Plug-ins can be created or edited either by a resource editor such as ResEdit, or by a third-party editor specifically designed to edit plug-in files, such as MissionComputer. The first two Escape Velocity incarnations utilise simple templates included with the game files that can be loaded into ResEdit and used to edit the resources in a human-readable fashion. With EV Nova, these are still available, but have been superseded in general use by a set of ResEdit add-on editors called NovaTools [1], which offer a more graphical interface, and can perform necessary hexadecimal calculations which the templates left to the user’s own mathematical skills.
Even with the benefit of NovaTools, however, ResEdit can prove unwelcoming to many users, and cannot run natively under Mac OS X (or at all on Windows and on Intel-based Macintoshes). There is therefore a long-standing tradition of purpose-built plug-in editors, which offer extra features and a more user-friendly interface. The present-day editors supporting EV Nova are the free MissionComputer, the shareware EVONE, the under-construction Rezilla Custom, and the Windows-only EVNEW, which is at present the only option open to Windows-based developers. Past editors which have not been updated to support subsequent games include Schmelta-V (named for Ambrosia's delta-v plug-in development mailing list), EV-Edit, EEEV (later called Override Override), EVO Developer's Map, and many others.

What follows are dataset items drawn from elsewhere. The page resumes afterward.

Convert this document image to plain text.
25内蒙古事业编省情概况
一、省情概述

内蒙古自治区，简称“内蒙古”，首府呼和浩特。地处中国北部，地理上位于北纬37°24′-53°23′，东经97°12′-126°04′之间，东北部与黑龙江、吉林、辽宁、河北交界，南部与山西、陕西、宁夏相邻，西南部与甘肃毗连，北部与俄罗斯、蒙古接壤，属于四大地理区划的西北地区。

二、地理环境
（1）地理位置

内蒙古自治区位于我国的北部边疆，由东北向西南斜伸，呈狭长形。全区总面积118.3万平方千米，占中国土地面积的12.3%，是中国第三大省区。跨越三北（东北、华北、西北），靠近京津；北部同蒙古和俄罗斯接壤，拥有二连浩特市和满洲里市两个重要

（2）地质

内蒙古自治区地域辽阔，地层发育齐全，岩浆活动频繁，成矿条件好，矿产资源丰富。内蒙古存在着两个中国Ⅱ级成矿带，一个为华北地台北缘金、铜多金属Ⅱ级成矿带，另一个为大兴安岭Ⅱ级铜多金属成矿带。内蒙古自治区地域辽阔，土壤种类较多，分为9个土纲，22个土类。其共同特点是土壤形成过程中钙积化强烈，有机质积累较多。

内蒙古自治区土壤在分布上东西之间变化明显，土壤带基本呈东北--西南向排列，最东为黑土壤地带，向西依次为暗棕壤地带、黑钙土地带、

Alternatively, programs such as ConText and ResStore (both part of the NovaTools package) can be used to export certain types of resources into spreadsheets, where various values (such as damage dealt by a weapon) can be edited. This can be particularly useful for modifying many resources at once, as many spreadsheet programs provide the ability to fill cells. These spreadsheets can then be imported back into plug-in format.
In recent years, it has become common to use several terms to classify plug-ins, though this practice has been criticised as limiting the growth of the plug-in community:
With developers realising the amount of work involved in creating a proper ‘total conversion’, derivative terms such as ‘mini-TC’ and ‘quasi-TC’ have also become common, but there are no standards for their meanings.